A advogada argentina Agostina Páez, de 29 anos, afirmou em depoimento à polícia que ficou surpresa com a intimação após ser acusada de fazer gestos racistas contra um funcionário de um bar em Ipanema, na Zona Sul do Rio. Segundo ela, o ato teria sido uma “brincadeira” direcionada às amigas.
Ela foi flagrada em vídeo chamando funcionários do bar de “mono” — macaco em espanhol — e imitando o animal.
“Ela alegou que, na verdade, os gestos corporais simulando um primata, um macaco, estavam voltados às amigas em tom de brincadeira, não ao ofendido, não à vítima”, disse o delegado Diego Salarini, titular da 11ª DP (Rocinha), que investiga o caso.
Ao g1, a argentina afirmou que os atendentes teriam feito gestos obscenos para ela e tentado enganá-la. Ela disse ainda que não sabia que os gestos configuravam crime.
“A verdade é que eles fizeram gestos obscenos para mim (…) e tentaram me enganar. Mas eu nego categoricamente que os gestos ofensivos tenham sido dirigidos a eles”, argumentou Agostina.
Ainda em contato com a reportagem, ela admitiu que errou ao fazer os gestos racistas.

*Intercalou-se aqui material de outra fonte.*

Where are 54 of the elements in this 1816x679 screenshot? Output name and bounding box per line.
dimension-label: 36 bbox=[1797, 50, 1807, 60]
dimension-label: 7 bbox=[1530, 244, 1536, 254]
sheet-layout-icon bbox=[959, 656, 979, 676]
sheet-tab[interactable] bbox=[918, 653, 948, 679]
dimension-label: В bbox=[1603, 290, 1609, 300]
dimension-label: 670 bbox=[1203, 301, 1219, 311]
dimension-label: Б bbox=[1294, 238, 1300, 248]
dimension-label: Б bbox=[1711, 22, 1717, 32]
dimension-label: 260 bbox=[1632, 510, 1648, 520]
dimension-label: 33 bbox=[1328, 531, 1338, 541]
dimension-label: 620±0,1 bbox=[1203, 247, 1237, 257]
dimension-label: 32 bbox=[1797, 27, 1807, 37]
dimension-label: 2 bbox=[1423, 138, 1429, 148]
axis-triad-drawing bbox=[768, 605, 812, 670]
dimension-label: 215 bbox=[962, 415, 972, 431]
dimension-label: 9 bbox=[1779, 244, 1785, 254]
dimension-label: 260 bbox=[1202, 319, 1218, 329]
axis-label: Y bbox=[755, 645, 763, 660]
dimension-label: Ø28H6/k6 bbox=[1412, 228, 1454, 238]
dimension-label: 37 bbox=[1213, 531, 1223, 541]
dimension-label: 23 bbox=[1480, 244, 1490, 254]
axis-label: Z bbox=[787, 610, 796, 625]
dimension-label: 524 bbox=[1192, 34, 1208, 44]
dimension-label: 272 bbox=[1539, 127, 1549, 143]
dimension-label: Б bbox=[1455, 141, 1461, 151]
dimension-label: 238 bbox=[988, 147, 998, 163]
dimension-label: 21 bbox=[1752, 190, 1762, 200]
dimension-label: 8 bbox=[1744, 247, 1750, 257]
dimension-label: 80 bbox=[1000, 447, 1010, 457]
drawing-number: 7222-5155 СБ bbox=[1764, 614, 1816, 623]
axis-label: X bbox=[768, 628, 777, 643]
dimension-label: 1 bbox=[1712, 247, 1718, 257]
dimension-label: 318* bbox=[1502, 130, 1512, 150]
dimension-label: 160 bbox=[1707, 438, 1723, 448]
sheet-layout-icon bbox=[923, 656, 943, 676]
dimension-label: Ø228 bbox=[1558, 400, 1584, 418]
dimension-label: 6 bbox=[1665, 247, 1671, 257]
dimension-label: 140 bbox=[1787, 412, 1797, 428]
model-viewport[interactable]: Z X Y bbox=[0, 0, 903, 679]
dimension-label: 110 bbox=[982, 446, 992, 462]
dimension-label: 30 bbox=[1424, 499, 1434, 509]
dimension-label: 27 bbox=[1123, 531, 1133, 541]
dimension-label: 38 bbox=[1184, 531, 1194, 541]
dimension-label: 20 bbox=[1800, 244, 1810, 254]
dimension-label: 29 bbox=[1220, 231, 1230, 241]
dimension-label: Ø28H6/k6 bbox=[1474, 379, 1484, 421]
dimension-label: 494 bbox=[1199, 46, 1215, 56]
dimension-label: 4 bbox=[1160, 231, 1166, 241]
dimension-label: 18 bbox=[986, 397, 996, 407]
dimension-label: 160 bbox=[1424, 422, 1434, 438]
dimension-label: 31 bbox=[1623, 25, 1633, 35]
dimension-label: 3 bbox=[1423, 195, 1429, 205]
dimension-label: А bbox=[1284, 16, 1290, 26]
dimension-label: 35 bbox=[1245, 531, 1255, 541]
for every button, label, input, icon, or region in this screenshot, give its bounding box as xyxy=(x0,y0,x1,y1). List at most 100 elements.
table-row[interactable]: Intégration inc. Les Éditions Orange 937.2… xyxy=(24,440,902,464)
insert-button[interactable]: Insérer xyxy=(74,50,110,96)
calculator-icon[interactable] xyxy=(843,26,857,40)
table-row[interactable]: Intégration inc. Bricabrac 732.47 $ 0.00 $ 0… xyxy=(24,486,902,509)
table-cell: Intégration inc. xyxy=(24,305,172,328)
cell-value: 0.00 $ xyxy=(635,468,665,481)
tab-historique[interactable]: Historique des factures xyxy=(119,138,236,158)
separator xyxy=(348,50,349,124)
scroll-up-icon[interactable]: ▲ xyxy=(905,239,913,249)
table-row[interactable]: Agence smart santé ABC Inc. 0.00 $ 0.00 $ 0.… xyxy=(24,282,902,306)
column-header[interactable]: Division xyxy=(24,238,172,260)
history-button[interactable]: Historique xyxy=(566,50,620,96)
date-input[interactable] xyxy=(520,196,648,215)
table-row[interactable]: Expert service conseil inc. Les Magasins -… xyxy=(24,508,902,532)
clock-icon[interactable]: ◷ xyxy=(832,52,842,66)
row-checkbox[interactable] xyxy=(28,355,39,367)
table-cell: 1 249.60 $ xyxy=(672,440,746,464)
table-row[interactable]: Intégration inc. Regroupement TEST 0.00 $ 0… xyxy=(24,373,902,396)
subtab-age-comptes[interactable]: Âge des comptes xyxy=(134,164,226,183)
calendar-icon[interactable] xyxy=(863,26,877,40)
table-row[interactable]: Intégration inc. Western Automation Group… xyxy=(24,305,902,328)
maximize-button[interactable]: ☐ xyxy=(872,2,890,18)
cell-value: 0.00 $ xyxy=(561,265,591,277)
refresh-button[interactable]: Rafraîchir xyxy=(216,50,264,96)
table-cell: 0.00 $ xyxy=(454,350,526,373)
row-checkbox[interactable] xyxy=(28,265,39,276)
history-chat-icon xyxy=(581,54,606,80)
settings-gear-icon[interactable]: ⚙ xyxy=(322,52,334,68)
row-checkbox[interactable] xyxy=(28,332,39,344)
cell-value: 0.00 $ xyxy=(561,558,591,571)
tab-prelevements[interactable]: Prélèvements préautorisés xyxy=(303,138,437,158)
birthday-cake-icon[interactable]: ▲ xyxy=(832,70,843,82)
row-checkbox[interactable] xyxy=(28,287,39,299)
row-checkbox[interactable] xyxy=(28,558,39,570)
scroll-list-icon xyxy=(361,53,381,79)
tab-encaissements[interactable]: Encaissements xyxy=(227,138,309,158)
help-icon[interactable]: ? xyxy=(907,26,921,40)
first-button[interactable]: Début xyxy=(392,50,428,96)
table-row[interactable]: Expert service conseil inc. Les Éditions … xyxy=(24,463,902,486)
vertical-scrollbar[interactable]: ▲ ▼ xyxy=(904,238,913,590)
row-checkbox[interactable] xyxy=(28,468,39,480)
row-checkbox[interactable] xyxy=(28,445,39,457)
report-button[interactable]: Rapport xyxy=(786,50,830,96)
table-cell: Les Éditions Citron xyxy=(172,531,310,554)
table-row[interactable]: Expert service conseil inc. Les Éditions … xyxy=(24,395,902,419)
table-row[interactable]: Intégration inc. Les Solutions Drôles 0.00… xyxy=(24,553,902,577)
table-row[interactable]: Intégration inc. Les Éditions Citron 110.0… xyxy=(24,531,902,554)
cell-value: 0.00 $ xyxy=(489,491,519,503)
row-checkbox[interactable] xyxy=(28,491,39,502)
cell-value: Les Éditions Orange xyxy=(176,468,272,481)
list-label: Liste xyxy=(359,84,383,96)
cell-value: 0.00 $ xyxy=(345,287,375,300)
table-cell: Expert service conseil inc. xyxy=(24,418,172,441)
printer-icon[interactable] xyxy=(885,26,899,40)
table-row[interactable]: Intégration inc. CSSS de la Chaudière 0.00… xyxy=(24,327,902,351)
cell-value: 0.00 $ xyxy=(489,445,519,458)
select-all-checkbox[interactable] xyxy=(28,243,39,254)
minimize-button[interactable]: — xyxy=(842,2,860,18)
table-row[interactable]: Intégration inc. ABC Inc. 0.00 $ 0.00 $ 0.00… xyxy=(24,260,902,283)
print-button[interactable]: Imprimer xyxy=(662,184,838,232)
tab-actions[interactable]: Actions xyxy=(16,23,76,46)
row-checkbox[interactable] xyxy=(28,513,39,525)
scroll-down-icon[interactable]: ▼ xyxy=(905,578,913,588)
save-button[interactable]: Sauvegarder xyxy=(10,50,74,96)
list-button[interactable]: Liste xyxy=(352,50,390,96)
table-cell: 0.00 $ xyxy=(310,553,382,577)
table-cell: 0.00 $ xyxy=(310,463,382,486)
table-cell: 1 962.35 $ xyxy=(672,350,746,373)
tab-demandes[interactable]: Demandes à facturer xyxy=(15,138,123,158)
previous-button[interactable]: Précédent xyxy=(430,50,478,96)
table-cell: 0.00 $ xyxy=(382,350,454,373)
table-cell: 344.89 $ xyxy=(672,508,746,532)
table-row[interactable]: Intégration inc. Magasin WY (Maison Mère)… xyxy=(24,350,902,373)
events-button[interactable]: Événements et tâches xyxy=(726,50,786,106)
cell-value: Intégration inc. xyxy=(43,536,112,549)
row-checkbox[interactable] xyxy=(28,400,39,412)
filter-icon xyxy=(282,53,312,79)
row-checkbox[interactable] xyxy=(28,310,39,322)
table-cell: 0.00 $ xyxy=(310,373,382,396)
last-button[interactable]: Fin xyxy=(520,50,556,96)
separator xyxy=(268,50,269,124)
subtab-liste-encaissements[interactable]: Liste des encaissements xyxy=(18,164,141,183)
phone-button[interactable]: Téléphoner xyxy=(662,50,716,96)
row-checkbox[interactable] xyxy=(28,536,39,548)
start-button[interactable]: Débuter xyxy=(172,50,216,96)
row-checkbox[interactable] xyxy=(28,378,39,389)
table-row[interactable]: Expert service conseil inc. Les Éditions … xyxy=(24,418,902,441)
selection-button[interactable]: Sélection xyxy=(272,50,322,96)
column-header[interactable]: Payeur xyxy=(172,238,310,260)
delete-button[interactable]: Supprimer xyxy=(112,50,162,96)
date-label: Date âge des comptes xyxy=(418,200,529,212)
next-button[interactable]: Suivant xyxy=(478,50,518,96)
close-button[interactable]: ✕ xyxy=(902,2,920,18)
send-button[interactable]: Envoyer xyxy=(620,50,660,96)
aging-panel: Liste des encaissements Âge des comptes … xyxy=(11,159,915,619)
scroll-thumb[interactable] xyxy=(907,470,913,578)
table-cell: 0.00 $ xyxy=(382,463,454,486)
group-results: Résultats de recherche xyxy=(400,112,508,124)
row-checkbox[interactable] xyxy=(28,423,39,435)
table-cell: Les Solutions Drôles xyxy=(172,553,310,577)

“Minha reação de fazer aqueles gestos para minhas amigas, depois de ser provocada com gestos obscenos, foi errada, mas eu nem sabia que eles estavam nos observando. Não sabia que era crime no Brasil”, disse.
Impedida de sair do Brasil
A pedido da 11ª DP (Rocinha), que investiga o caso, a Justiça determinou a apreensão do passaporte da argentina e autorizou o monitoramento com tornozeleira eletrônica.
Como ela entrou no Brasil apenas com a carteira de identidade, a Polícia Federal foi informada para impedir que ela deixe o país utilizando o documento.
Entenda o caso
O episódio ocorreu em um bar na última quarta-feira (14). A vítima relatou na delegacia que a mulher teria apontado o dedo e proferido ofensas de cunho racial, chamando-o de “negro” de forma pejorativa e discriminatória.
A discussão teria começado por causa de um suposto erro no pagamento da conta. Quando o funcionário foi verificar as câmeras do estabelecimento, a mulher teria imitado um macaco e reproduzido sons do animal.
Ela também teria proferido a palavra “mono”, usada na língua espanhola como ofensa racial associada a macacos.